I flat out panicked, my paranoia screaming that I was never going to be able to do this, that I was only kidding myself about being a writer.
Luckily, I am long used to ignoring my inner voice. Some people are blessed with inner voices that prompt them towards greatness. Mine has all the desperate charm of a drowning victim.
I took a deep breath and forced myself to do the math. I had 68 days until the manuscript is due for the next round of editing. I had 35 chapters to revise plus 5000 to 10000 words in new material to write (not including little bits and incidental phrases thrown in). That's a lot of work, but not impossible, provided I make myself sit down and do it on a daily basis. No more weekends off.
I know that over the next two months there will be days when I can't write/revise. But I'll have to keep them to a minimal impact by working hard when I get the chance.
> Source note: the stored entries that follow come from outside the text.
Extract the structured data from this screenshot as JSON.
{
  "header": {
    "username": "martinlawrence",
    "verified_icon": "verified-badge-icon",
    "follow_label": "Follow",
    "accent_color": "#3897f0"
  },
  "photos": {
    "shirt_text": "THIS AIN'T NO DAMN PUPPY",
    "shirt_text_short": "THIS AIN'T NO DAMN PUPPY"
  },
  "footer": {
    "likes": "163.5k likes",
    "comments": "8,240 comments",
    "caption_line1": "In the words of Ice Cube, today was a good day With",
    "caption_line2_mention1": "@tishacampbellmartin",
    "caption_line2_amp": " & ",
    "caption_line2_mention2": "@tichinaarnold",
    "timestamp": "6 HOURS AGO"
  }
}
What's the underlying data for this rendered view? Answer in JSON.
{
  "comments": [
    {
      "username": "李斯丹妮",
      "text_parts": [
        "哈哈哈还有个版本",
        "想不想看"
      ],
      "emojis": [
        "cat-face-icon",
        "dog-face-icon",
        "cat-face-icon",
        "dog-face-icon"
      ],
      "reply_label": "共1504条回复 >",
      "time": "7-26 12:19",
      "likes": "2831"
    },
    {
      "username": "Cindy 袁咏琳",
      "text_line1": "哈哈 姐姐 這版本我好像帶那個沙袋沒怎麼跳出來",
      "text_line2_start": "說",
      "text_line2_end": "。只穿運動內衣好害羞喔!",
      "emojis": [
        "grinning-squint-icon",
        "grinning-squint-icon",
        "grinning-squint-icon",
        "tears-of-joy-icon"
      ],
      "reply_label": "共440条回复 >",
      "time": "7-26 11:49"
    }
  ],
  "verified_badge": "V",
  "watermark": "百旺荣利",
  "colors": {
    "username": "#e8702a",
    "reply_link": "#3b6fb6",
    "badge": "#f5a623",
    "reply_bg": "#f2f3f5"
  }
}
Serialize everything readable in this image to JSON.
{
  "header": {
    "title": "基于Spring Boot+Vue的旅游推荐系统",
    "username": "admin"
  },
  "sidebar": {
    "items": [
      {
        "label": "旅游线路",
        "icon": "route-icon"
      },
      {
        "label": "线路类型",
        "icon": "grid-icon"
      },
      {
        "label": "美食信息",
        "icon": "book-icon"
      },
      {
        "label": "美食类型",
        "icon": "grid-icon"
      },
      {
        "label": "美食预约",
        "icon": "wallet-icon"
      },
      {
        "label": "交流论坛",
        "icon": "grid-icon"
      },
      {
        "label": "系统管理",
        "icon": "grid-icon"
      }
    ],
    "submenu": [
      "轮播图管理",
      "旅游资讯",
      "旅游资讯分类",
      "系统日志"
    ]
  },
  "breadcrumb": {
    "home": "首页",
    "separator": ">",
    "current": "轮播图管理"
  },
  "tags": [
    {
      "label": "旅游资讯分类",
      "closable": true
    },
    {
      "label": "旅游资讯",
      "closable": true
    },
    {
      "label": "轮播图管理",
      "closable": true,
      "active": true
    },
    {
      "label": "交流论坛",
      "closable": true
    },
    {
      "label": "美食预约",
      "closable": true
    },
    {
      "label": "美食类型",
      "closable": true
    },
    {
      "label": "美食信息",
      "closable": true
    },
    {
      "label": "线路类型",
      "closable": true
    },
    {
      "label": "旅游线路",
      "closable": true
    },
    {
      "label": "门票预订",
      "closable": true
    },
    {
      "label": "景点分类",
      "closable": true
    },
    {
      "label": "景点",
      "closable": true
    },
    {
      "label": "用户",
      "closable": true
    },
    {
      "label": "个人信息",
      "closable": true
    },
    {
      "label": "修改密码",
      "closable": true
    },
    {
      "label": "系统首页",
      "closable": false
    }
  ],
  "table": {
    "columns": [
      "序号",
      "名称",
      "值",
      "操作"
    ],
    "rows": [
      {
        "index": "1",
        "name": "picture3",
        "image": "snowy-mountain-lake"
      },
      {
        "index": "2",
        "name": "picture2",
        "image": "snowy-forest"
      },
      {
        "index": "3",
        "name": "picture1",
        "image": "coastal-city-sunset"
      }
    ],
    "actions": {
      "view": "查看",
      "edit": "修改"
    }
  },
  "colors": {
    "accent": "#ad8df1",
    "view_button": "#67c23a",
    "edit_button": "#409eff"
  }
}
I'm going through the manuscript chapter by chapter, looking at the individual suggestions/corrections and the individual chapter notes. Then there are the overall manuscript notes, which I am keeping in mind but will tackle after individual chapter stuff is done. I'm hoping many of them will be resolved with the chapter work.
This is the first time I've had an outside deadline for my writing. When I've set deadlines for myself, I haven't met them. But this time, I'm determined to do it.
In 45 days, I have to make the final decision or else I'll be paying for missing my slot. By then, I should know whether or not I have a chance.